Estate Planning

The Most Common Types of Irrevocable Trusts

Black and Davison

Trusts and Estate Planning

If you have a significant estate and you want to ensure that your assets will be distributed according to your wishes when you die, you’ve probably heard about or even given some consideration to executing an irrevocable trust. As the name implies, an irrevocable trust, once implemented, generally cannot be revoked or invalidated. There are significant benefits to an irrevocable trust, which can be used to:

  • Minimize estate tax consequences
  • Protect assets from creditors
  • Provide for family members who are minors, lack capacity to manage their own affairs, or have any type of special needs

There are literally dozens of different types of irrevocable trusts. In this blog, we will look at irrevocable trusts that can have an impact on potential tax liability.

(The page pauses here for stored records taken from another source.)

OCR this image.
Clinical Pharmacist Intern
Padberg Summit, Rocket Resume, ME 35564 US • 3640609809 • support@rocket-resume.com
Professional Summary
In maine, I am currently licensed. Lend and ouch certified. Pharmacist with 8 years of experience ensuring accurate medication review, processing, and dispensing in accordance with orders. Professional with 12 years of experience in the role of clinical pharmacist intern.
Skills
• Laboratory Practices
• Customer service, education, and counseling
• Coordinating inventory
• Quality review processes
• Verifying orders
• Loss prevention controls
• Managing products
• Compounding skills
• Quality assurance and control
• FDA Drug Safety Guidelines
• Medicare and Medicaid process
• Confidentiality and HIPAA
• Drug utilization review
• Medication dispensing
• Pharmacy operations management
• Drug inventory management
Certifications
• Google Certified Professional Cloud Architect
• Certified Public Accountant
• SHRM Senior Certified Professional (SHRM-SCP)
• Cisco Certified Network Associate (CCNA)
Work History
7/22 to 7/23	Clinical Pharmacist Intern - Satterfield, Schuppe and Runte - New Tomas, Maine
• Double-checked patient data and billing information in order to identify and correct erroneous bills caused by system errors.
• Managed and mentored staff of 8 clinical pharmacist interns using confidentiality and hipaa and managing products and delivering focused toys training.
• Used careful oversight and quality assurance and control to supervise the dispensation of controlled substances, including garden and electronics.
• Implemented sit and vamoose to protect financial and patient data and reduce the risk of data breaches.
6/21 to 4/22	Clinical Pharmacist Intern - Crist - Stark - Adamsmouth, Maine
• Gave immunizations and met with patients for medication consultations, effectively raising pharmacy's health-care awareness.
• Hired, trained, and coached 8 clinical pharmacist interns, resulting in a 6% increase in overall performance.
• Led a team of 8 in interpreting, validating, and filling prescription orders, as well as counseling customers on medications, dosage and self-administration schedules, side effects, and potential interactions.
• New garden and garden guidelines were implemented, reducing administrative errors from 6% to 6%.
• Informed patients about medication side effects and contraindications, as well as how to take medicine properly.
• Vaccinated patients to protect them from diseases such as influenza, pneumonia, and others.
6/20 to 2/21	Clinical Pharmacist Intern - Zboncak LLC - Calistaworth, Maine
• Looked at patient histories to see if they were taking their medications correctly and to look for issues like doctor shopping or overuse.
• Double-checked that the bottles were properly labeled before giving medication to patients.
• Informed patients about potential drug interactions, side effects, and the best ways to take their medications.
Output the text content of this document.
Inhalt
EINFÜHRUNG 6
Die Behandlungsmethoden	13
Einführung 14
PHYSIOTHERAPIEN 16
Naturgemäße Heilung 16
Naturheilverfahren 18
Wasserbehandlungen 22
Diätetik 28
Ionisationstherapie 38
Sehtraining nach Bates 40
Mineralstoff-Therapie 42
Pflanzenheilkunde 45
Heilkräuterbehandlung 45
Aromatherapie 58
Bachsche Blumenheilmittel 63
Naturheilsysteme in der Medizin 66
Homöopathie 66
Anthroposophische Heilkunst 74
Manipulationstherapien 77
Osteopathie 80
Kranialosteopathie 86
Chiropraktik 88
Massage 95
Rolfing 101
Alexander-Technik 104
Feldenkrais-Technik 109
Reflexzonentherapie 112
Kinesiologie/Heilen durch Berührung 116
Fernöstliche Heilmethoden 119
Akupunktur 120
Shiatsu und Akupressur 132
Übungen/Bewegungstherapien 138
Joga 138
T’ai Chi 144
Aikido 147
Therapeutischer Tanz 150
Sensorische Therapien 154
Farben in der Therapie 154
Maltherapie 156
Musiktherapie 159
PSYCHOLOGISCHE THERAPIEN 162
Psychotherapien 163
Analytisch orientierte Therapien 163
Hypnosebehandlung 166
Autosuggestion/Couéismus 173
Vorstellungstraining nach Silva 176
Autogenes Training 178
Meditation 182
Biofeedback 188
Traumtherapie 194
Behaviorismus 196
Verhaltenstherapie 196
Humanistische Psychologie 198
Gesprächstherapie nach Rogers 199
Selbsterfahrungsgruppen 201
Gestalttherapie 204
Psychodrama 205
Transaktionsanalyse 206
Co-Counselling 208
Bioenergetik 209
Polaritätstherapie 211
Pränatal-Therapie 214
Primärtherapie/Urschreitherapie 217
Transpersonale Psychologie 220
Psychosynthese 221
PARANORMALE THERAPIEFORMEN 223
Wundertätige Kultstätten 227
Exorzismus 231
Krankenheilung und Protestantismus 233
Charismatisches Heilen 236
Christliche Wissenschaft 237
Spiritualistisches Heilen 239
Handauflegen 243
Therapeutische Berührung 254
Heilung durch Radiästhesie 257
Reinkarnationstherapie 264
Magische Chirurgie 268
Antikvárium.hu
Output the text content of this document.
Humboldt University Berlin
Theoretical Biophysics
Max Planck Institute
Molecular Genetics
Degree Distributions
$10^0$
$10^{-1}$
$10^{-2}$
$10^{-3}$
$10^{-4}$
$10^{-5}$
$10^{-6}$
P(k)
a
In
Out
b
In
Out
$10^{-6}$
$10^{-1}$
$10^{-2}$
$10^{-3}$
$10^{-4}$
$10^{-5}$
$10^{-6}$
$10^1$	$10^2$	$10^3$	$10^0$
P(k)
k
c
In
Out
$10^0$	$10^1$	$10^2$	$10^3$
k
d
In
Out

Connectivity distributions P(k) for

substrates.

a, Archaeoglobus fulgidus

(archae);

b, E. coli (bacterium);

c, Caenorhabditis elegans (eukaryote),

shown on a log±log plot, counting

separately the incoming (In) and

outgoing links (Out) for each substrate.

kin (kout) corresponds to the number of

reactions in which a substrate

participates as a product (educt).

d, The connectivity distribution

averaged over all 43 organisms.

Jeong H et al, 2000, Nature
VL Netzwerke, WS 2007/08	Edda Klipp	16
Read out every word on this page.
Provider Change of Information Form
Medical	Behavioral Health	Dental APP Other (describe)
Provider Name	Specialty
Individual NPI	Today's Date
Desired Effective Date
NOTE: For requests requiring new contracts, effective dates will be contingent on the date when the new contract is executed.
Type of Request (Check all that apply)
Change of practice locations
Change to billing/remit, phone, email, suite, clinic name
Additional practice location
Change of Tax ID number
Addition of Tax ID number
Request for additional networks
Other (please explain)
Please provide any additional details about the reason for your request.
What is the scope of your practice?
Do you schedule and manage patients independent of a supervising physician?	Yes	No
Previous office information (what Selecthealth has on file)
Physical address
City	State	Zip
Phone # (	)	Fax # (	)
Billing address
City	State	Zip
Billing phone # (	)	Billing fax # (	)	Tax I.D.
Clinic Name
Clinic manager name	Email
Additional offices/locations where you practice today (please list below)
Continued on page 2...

Irrevocable Trusts That Can Reduce or Avoid Taxes

Managing potential tax liability is often the primary reason for preparing and executing an irrevocable trust. The types of irrevocable trusts that can avoid or reduce taxes include:

  • Charitable trusts – A charitable trust affects potential tax liability by making gifts to charitable organizations. There are three types of charitable trusts:
    • Charitable lead trusts – With this type of charitable trust, you name a charity to receive any income produced by the property in the trust, and another beneficiary to receive the principal in the trust when the trust is terminated.
    • Charitable remainder trusts – This type of trust distributes income to a named beneficiary, with principal given to a charitable organization at the termination of the trust
    • Pooled income trusts – This type of trust allows you to pool assets with other trustors (trust makers) and receive income from the trust for a specific period of time. In most instances, a charitable organization is both trustee and beneficiary of principal.
  • Bypass trusts – This type of trust is used to protect property that would be transferred to a spouse upon death. Instead of being distributed to the spouse, the property is placed in trust. The spouse may receive income from the property or use it (if it’s real property, for example), but never owns the property, so it’s never part of the estate.
  • QTIP trusts – A qualified terminable interest property (QTIP) trust postpones the payment of estate taxes until the death of the surviving spouse.